The average adolescent and young adult male’s life being dominated by sexual impulses is also dominated by feelings of rejection and repression in that the goal of their daily and hourly impulses are denied and rebuffed. Is it any wonder that many men who have spent the greater portion of their adolescent and adult life being rejected and often vilified for their “preoccupation” with sex have a hard time staying emotionally invested and engaged?
One’s sexuality and sexual nature is core to both one’s self-concept and satisfaction in life. One’s sense of joy, pleasure, intimacy and meaning is highly impacted by and structured in one’s sexual sensibilities. The appreciation, understanding, compassion for an individual’s sexuality and sexual identity is just as important for heterosexual males as it is for any other sexual preference and identity.
All people and genders are negatively impacted by repression and suppression in any arena including that of sex drive and identity. The list of ways in which these repressions and suppressions manifest themselves is quite lengthy and would include various forms of active and passive aggression, inhibitions, perversions, obsessions and compulsions. Accommodating and helping people’s sexual natures find healthy expression and satiatIon benefits all and leads to better mental and physical health.
I am particularly distressed by the growing feminist perspective that many men are being labeled misogynists. The hormonal biochemistry of the heterosexual male sex drive is not based on hatred, but on attraction, intimacy, desire, passion, connection and devotion. Anger, hatred, abuse and violence are more often the products of repression, suppression, rejection, denial and desperation.

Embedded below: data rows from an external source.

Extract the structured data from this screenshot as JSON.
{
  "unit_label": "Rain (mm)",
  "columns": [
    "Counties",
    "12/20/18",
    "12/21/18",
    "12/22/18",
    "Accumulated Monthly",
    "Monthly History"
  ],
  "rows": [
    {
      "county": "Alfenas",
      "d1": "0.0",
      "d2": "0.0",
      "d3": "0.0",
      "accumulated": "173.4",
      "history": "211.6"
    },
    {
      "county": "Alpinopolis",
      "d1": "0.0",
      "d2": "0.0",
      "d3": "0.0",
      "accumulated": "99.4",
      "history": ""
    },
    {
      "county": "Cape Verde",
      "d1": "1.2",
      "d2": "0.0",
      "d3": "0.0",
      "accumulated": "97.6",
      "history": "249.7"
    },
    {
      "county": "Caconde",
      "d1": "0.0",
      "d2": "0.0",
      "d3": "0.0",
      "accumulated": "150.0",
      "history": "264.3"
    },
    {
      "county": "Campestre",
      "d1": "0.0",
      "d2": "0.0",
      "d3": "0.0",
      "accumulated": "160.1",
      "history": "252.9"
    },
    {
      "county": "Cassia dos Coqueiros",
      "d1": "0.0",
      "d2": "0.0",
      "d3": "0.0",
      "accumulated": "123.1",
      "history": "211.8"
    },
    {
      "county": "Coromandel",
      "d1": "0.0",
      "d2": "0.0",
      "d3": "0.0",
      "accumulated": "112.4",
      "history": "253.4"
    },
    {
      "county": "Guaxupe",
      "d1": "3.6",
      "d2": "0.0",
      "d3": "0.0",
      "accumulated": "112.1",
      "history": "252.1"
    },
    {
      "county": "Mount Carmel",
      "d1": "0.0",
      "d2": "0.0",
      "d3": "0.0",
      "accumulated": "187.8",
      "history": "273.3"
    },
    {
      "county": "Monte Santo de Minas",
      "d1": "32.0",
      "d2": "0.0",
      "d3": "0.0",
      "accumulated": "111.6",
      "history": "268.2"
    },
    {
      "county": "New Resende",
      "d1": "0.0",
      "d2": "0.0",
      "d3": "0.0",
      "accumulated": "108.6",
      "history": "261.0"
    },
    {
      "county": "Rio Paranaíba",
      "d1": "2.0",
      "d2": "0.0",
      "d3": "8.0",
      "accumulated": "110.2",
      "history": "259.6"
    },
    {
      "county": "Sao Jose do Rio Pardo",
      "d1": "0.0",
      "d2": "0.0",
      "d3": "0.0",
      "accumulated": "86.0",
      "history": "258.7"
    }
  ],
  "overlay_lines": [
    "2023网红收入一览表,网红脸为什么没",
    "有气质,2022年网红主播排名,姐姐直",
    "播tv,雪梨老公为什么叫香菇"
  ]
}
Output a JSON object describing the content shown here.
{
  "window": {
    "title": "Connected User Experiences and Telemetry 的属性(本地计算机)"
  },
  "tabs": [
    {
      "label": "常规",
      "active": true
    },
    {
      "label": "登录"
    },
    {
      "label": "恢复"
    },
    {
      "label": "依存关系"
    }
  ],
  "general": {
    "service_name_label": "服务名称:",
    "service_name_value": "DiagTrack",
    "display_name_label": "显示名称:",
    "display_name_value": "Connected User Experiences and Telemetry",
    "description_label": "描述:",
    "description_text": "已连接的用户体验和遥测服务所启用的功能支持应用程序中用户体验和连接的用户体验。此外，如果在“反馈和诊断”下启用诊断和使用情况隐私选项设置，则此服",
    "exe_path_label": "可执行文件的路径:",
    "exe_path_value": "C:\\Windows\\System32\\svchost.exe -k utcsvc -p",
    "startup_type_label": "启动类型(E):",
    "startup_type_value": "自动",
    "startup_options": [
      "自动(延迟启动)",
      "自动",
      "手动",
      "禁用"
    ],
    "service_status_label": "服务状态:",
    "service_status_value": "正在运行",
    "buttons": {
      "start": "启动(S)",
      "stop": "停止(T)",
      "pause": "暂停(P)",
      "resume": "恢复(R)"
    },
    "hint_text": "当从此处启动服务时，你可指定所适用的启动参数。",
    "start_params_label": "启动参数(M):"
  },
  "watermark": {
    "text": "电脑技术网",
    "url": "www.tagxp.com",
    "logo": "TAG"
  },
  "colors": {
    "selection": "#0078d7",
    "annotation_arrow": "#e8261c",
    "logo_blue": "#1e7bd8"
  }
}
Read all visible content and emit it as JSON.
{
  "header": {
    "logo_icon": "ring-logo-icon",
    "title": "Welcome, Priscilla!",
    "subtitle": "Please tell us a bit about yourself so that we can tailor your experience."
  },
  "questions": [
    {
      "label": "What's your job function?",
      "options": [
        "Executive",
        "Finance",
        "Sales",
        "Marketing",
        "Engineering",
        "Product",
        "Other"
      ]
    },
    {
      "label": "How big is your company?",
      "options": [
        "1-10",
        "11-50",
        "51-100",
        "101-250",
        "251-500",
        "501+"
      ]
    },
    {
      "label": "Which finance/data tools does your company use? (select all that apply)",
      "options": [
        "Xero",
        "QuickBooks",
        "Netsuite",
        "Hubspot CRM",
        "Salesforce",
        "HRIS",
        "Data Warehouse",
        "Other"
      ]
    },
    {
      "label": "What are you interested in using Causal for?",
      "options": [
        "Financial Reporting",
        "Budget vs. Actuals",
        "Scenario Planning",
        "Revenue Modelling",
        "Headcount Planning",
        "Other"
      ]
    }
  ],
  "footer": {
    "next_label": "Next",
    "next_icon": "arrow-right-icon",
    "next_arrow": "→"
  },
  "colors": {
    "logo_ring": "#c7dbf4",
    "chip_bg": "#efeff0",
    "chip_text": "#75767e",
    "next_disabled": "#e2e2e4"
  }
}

The male sex drive has been the core of all that I cherish and gives meaning to my life. It it what propels me towards finding intimate relationships with others. The biochemistry of sexual fulfillment and orgasm, is central to my experience of pleasure, beauty, passion, empathy, joy and intimacy. Yet, these marvels of being human have often come from my ability to withstand the censure and negative bias of a repressive society that tries to have me deny or transcend my sexual desires. I look about me and do not find many other males who have been able to embrace their sexual natures in a personally fulfilling manner. The road to personal happiness and social harmony is best navigated by understanding and compassion and not with anger, prohibition, and intolerance. The male sex drive is in dire need of a bit of compassion and understanding, and the potential benefits in terms of social harmony are hard to overestimate.